The prime minister told Colourful Radio earlier this week that more needed to be done to "level the playing field" and suggested he would consider further measures for transparency, like making firms publish an ethnic breakdown of their employees, would help.
But he and his party have fallen short of this aim, even though Cameron himself promised in 2006 that "party headquarters will now record the numbers of people from ethnic minorities the Conservative Party employs to ensure fairness and transparency".
Asked to disclose the ethnic breakdown of staff working at Conservative headquarters, a spokesperson told the Huffington Post UK: "We won’t comment on internal staffing matters."
The situation is even more striking inside government, where there is a striking lack of ethnic diversity among ministers' special advisers - who are appointed by the prime minister.
A Downing Street spokesperson declined to reveal the ethnic breakdown of the government's pool of special advisers, only saying: "We welcome more transparency and would encourage employers to do what they can to attract the best possible workforce from across different communities.”
However HuffPostUK understands from civil service sources that only five or six of the 95 special advisers in government are from an ethnic minority background, equating to roughly 5% or 6% of the total.
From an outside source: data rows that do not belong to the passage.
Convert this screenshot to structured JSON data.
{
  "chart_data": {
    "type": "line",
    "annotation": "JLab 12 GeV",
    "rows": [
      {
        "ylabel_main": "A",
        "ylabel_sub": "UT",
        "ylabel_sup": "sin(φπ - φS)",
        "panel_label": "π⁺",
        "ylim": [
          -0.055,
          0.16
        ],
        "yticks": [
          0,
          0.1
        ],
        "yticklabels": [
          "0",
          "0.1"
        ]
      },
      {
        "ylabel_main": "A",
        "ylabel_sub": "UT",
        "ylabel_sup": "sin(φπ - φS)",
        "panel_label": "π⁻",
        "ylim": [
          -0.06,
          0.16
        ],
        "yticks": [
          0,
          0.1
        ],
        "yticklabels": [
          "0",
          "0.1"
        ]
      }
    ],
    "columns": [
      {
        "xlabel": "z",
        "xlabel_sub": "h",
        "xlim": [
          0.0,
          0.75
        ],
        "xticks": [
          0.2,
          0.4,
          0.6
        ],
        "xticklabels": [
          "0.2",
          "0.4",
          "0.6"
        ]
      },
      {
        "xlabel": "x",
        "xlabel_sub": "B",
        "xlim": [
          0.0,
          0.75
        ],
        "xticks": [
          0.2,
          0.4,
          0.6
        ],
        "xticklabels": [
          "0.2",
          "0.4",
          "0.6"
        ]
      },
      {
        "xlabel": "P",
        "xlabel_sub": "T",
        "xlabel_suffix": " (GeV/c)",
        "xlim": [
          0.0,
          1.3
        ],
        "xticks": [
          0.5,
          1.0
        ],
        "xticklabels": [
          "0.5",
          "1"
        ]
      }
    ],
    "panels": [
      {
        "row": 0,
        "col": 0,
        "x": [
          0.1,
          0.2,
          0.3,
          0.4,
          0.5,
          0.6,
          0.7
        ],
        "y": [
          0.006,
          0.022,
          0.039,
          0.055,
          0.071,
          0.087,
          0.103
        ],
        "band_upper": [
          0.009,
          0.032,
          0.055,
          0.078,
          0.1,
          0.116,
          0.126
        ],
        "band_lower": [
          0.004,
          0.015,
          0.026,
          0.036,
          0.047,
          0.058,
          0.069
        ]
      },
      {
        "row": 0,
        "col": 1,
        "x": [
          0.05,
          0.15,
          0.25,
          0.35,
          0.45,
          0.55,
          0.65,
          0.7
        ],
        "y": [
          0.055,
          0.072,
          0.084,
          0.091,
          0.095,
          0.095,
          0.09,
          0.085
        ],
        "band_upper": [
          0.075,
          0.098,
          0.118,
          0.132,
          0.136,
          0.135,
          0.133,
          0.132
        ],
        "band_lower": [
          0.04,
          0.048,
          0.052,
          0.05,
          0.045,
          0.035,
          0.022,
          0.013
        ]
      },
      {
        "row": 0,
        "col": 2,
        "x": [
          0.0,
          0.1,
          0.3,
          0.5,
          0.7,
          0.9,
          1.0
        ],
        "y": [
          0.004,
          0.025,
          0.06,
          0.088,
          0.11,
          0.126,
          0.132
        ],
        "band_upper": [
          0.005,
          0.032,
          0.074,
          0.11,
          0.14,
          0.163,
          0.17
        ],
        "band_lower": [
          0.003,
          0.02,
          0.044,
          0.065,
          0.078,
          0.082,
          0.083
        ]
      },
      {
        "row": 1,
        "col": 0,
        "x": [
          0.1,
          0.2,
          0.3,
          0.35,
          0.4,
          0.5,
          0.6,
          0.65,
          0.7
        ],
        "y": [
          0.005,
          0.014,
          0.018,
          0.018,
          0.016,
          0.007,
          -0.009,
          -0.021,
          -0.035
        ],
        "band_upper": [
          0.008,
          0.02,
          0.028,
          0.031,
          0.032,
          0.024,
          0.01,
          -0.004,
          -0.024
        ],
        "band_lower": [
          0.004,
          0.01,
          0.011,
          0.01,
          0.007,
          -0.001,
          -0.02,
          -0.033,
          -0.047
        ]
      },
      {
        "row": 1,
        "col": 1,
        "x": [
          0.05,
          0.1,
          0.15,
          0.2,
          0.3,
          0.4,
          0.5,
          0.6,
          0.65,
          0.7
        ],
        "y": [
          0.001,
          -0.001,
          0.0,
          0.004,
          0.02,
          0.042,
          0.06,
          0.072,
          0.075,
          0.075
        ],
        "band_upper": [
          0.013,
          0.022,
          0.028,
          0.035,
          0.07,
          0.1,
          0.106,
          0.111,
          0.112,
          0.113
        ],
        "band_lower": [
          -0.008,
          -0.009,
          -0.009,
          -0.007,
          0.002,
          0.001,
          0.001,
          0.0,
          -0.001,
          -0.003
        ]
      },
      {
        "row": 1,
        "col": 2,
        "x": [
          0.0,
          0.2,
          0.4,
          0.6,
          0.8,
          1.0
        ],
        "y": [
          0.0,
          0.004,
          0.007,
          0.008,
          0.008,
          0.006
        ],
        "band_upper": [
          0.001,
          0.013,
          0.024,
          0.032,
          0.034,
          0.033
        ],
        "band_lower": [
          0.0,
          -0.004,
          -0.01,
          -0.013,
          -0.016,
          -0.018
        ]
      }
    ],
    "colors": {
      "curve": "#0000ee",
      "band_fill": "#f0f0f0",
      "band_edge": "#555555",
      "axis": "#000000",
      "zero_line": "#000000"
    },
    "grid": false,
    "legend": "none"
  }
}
By contrast, according to the Office for National Statistics, nearly 15% of people in England and Wales are from an ethnic minority.
Francine Fernandes, deputy director of Operation Black Vote, an initiative campaigning for greater diversity in politics, told HuffPostUK: "Doing by example is always the best form of leadership, and whilst the Prime Minister recognised back in 2006 that, "a mono-ethnic party cannot represent a multi-ethnic country", with only 5% of advisers from a BME background, his senior team, at best replicates, and at worst, reinforces, the diversity deficit which he claims to seek to rectify”.
The few special advisers from ethnic minority backgrounds include Shabnum Mustapha, who works for the Lib Dem deputy prime minister Nick Clegg, Ramesh Chhabra, who works for chancellor George Osborne, and Ameet Gill, who works for the Prime Minister.
Sajid Javid, the new culture secretary, picked former Channel 5 producer Salma Shah as his special adviser, while Foreign office minister Baroness Warsi has Naweed Khan as her special adviser.
A spokesman for the Institute of Directors warned against any move by the government to force companies to publish data about the ethnic breakdown of their staff, saying: "It's hard to see any meaningful benefits coming from the state ordering businesses to collect and publish this kind of data. It certainly shouldn't be mandatory."